If any of the definition elements are missing, the following rules will be applied to fill in the missing parts of the definition:

  • The rdf characteristic defines the format in which the values will be stored in the database. If empty, it will have one of the types xsd:string, xsd:int, or rdfs:Resource depending on the value types. The following rules apply:

    • If all values are string-based and can be converted to IRIs via the defined prefixes, the resulting type will be rdfs:Resource.
    • If all values are integers, the resulting type will be xsd:int.
    • If the values have different types or there are values not convertible to IRIs, the result will be xsd:string.
  • The graphql characteristic defines the name of the enum type in the GraphQL Schema. The default value is to capitalize the enumeration name. For the example above, the name statusEnum will become StatusEnum.

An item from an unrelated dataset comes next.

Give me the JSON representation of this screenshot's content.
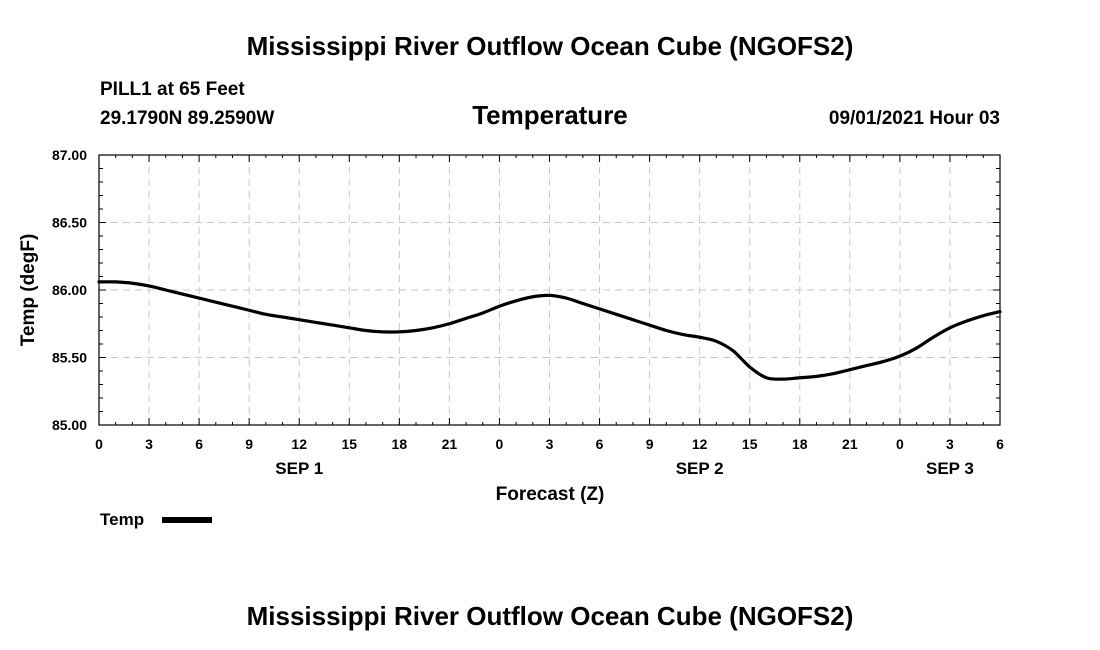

  • values defines the possible enumeration values and their GraphQL codes and labels. Each value characteristic is generated based on the following rules:

    • The name value characteristic defines the constant name in the GraphQL schema. It is generated based on the given value or label by converting them to upper-case string and replacing all non-word character sequences with a single underscore (_). If the first character is a number, it will be prefixed by an underscore as well. Here are some examples:

      • value: 'http://www.w3.org/2001/XMLSchema#int' becomes name: 'HTTP_WWW_W3_ORG_2001_XMLSCHEMA_INT'
      • value: 1 becomes name: '_1'
      • label: 'In progress' becomes name: 'IN_PROGRESS'
      • value: "2", label: 'In progress' becomes name: 'IN_PROGRESS' as label has higher priority for name generation
    • The value characteristic defines what should be stored in the database during mutations and what value to match on queries. The effective values in a given values list cannot have duplicates. If the schema fails to conform to this rule, the schema will be rejected. The effective value is computed based on the rdf type and/or the name value as follows:

      • If rdf: xsd:int, the value will be the zero-based index of the value in the values list.
      • If rdf: xsd:string, the value will be the effective name.
      • If rdf: rdfs:Resource, the value will be an IRI with namespace vocab_iri and the effective name as the IRI’s local name.

    The label characteristic defines the enumeration value comment placed in the GraphQL schema and can be used, for example, for displaying a human-readable label in a UI drop-down component. The effective label is generated based on the effective name value by replacing all underscores with a single white space and capitalizing all words.

Additional Resources

As an addition to the implementation of the custom GraphQL scalars in the Semantic Objects, we also provide and support implementation of the same set of scalars in JavaScript. The implementation can be found in our public GitHub repository – ontotext-platform-custom-scalars. The library can be used as standard NPM package with public npm. It will be regularly updated and published whenever any changes to the scalars have been made in the Semantic Objects.